I don't think a hard copy would hurt, but I would also follow up with a phone call. BM pops in and out of ss's life as she pleases. She doesn't contribute at all. DH just had to take her to court for child support contempt (for not paying). We have ss in therapy because there are alot of issues. DH sometimes lets ss spend 1 night over his BM's house on the weekends. DH actually had to tell her how to act and what to do while he's there (as far as she needs to have him brush his teeth and take a shower and she needs to make sure he eats and she doesn't neet to cry about her problems, ect.) Its a struggle but we are trying to get through it. As far as our relationship with BM...I have always been civil with her until about 2 months ago (we had a fallout so I will have no contact with her). DH has never been civil with her and now has told her that to contact him she can only text or email him.

StepNewbie's picture

I thought about contacting the school so that it would be on record just in case he REALLY acts out and hurts someone. This is just such a horrible situation. I feel like the BM would be declared as a fit mother (maybe told to clean the house and parenting classes or something) then she would make our life miserable for turning her in. In your situation (csong40) how involved has the BF been and is there custody? The boy supposedly has a therapist (but not sure if the BM took him out of that as well). The teachers (according to the BM) asked about his acting out the other day and she said she told him that his BF was visiting after over 1.5 years of not seeing him (which wasn't true - we just saw him in Aug) and they attributed his behavior to the "dead beat dad" card that the BM pulls every time the boy does something wrong. REALLY afraid of the costs for custody (again the BM has TONS of money and her father as well).
Thanks for the advice - I think I'll contact the school (principal) and voice my concerns.

Pantera's picture

My DH and his ex wife married when ss was 2 and split up when he was 4. SS lived with DH for 1 year after the split, then moved in with BM. DH had ss every weekend and some Tuesday nights. At that time, no custody order was in place. BM filed for custody and child support after she found out DH had a serious girlfriend (me). My DH got sole custody 3 months after my ss turned 7. DH has always been a part of my ss's life. Its funny you say that BM says that your DH is a deadbeat. My DH's ex tells everyone she was a single mom for 7 years, lol. How can that be? She lived with DH for the first 4 years of ss's life, lol. I think it's a feel sorry for me card. That kind of behavior doesn't help the children either.

Pantera's picture

The cost of custody should not be a concern right now. We had to pay way more than we could afford but it was worth it to save ss. Most lawyers will work out a payment plan. What is more important...saving a child or saving money? I know it sounds harsh and Im not trying to be, but you have to look at it that way.

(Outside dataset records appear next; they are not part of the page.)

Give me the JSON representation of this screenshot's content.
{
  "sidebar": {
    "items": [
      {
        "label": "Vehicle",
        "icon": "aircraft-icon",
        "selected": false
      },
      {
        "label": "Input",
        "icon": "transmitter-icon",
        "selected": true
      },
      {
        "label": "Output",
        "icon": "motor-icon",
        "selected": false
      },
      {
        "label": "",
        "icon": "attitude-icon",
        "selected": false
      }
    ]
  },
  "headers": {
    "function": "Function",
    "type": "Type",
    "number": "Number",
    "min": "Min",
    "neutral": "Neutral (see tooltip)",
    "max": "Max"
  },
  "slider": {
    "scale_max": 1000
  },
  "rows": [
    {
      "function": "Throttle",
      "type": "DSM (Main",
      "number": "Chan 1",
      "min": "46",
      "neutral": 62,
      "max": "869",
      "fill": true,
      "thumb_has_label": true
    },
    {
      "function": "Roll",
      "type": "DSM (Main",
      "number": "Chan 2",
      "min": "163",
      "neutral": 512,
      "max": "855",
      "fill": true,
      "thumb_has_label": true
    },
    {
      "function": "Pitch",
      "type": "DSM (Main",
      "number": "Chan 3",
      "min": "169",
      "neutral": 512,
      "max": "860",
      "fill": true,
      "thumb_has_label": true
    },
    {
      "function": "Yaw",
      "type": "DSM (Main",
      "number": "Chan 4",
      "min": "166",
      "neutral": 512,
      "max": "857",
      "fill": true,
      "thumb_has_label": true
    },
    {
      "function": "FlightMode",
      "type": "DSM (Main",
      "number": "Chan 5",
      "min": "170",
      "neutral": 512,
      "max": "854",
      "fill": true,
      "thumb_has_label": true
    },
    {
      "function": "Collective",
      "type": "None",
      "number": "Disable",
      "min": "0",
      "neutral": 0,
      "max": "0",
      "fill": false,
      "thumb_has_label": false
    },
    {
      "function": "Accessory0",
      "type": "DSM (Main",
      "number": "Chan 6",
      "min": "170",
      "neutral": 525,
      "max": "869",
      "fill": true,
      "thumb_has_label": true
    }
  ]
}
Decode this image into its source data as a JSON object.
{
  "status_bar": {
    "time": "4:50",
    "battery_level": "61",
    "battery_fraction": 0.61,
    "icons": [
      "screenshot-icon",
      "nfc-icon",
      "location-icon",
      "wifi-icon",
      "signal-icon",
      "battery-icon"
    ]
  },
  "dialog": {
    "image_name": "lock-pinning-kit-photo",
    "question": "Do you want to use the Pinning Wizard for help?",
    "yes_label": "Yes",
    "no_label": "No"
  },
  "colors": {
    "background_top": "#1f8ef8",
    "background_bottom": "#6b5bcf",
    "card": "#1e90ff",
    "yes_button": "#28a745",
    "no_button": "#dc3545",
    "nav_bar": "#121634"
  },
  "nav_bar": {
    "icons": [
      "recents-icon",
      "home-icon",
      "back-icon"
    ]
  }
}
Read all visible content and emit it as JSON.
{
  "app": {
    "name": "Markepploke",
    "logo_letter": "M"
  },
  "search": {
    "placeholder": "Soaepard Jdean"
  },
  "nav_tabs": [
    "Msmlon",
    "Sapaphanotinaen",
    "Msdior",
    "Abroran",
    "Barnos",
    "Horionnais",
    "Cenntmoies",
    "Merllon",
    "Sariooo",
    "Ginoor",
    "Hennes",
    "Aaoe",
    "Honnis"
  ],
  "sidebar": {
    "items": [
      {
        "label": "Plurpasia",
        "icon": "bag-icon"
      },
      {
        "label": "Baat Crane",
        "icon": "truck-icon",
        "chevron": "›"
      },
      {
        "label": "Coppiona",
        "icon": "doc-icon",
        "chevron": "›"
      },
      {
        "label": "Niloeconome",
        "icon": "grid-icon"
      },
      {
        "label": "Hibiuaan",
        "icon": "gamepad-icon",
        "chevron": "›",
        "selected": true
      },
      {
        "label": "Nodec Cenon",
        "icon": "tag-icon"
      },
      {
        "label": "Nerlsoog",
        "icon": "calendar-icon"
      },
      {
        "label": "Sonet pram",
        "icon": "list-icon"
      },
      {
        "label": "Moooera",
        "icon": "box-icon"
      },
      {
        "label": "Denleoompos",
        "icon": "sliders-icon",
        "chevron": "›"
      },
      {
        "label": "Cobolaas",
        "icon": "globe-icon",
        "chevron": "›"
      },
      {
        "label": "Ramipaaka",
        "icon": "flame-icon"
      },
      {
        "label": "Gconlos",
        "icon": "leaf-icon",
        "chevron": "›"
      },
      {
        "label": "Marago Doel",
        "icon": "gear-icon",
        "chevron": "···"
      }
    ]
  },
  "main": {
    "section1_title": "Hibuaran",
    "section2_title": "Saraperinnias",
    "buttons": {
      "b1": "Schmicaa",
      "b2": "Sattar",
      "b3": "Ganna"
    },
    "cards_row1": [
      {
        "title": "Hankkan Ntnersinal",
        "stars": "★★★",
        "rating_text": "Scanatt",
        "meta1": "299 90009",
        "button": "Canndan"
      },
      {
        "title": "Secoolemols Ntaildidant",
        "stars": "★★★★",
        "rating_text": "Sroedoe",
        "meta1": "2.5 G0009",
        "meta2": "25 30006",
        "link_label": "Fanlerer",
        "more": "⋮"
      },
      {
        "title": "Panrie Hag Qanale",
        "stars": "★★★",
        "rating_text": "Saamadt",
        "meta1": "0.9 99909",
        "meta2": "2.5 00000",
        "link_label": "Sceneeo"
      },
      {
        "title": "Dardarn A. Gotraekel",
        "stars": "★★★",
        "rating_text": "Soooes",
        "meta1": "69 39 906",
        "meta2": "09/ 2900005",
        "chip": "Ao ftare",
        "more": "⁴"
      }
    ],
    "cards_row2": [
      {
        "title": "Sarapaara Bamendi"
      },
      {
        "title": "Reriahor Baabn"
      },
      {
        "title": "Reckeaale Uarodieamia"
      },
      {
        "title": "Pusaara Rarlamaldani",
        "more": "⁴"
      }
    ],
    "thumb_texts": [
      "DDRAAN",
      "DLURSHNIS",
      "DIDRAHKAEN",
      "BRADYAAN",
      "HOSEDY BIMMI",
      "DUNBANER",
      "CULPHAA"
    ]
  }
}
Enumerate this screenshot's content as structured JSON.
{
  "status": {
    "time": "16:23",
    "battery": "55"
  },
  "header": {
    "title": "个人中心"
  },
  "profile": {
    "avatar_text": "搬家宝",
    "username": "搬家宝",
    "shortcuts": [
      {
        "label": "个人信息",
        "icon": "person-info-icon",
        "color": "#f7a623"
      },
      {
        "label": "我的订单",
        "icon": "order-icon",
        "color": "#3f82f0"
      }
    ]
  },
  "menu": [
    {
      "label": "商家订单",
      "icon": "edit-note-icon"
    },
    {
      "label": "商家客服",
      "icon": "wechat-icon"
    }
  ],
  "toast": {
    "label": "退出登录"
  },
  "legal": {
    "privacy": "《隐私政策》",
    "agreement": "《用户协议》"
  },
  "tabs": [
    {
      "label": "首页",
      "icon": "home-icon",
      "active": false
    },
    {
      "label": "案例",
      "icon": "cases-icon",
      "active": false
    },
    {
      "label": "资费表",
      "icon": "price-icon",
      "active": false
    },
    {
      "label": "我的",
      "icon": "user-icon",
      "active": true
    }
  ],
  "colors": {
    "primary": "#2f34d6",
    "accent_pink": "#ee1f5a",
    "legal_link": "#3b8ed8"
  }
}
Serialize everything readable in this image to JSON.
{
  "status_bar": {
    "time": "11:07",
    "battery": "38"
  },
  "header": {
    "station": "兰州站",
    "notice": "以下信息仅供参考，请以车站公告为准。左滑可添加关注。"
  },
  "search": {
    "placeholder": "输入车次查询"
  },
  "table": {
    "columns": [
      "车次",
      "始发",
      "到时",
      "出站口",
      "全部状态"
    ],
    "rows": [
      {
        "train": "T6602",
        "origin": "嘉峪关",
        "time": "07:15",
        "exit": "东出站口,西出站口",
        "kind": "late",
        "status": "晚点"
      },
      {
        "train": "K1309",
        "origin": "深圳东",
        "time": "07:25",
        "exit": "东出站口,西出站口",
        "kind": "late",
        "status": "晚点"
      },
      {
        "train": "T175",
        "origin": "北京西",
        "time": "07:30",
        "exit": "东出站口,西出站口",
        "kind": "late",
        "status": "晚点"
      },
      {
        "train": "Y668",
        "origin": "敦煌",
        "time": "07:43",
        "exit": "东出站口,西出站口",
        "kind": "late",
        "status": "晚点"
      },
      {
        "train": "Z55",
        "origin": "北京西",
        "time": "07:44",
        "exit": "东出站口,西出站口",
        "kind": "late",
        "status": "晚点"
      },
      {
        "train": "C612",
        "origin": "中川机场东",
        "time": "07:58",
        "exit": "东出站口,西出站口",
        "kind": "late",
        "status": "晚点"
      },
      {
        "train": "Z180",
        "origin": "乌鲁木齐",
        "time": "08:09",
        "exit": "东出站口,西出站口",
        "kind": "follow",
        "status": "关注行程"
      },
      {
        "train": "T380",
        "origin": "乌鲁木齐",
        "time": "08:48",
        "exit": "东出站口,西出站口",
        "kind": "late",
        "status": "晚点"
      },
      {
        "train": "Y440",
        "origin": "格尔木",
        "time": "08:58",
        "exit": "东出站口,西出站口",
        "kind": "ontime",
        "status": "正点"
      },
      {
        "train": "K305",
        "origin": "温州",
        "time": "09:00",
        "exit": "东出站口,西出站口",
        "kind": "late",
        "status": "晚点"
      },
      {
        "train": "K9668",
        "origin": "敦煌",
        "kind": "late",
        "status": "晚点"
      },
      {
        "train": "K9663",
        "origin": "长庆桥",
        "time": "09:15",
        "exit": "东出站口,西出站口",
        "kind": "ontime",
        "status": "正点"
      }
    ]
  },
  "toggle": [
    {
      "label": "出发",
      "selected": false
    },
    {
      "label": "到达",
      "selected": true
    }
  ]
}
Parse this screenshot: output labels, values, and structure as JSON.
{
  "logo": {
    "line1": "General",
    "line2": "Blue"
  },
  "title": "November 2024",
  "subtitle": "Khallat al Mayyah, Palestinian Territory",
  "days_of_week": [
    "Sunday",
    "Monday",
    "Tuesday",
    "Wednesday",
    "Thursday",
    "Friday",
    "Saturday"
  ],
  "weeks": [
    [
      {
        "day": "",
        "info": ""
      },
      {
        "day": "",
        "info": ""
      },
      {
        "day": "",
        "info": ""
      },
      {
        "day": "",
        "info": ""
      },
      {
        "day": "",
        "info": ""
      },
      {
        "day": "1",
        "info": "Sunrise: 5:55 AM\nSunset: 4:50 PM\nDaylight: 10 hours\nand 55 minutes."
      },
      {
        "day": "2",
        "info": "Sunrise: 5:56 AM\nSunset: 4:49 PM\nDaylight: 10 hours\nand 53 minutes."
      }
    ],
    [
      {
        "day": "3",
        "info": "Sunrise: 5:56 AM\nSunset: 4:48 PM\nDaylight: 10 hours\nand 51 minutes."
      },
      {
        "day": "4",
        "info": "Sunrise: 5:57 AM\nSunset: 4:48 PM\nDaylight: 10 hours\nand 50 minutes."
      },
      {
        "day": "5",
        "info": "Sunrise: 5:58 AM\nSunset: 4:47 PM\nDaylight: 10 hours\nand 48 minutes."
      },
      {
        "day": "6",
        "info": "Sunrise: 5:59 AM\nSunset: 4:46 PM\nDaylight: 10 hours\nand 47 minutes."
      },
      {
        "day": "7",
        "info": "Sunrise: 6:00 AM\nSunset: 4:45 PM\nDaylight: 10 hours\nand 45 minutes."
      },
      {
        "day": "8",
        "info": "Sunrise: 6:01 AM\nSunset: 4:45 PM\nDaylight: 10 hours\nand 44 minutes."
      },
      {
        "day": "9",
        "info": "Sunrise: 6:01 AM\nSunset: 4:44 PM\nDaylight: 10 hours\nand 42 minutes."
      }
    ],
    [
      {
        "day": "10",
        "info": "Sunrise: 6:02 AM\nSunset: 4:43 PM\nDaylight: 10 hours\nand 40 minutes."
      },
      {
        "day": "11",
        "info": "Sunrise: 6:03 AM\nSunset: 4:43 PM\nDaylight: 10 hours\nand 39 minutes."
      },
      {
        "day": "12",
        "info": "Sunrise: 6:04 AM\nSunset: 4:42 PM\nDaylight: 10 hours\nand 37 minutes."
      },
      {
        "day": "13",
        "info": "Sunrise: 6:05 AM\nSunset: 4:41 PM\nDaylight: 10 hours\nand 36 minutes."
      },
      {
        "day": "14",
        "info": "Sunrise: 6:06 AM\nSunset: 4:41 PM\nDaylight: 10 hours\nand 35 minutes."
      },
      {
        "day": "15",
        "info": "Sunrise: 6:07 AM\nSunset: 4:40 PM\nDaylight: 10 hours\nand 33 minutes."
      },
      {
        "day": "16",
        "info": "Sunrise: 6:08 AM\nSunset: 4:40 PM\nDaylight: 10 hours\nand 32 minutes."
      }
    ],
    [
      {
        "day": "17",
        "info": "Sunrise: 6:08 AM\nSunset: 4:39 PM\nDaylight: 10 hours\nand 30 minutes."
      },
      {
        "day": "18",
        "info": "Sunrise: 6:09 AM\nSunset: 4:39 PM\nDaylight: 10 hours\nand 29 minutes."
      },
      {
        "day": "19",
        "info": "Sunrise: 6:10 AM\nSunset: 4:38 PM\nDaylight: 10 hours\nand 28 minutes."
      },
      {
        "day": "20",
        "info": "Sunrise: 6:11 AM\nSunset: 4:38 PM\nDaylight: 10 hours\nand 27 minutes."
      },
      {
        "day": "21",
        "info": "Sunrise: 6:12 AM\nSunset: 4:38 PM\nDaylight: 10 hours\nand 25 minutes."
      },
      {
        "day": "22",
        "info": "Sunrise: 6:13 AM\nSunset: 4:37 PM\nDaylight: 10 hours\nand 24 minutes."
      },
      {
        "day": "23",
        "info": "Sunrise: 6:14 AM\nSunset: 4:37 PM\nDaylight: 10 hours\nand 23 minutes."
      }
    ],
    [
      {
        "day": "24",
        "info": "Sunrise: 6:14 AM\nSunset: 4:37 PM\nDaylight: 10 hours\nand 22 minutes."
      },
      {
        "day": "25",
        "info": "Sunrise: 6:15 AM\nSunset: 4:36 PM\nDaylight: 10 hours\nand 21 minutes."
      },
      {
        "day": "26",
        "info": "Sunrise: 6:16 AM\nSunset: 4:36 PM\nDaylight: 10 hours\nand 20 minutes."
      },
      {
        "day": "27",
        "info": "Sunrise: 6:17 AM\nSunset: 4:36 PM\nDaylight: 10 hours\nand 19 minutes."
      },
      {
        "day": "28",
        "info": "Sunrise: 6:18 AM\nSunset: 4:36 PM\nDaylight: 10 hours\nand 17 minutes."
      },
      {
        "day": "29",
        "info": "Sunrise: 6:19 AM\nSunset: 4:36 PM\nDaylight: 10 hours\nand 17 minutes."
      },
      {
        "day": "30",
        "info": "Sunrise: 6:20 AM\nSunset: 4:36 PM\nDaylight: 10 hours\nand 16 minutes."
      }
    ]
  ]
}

Orange County Ca's picture

Either you're making this up or this boy needs more help than you're going to get here. Snot throwing, hitting parents, banging head on wall..........

Counseling, county health services, group home, military school - I don't know the options available to you but its time to start looking.

Yes the mother is whacked but there is not much to be done. Concentrate any effort you decide to make on the kid.

StepNewbie's picture

I know!!! It would make more sense if the mother was a crack head since her house looks like a crack house and the boy is dressed like an addict's kid and he never showers - I was told by the grandmother that the kid told her his mattress is on the ground and is dirty and his feet are cold at night!!! I just don't understand why none of the grandparents or teachers or neighbors have turned this woman in!!! She is obviously not a fit parent - she can't even take care of herself - she dresses the same way and is dirty herself - even the guy that lives with her is dirty and has no job as well. BUT she has tons of money and the kid has a trust fund so there is no excuse like poverty - he should be dressed and fed well!!!!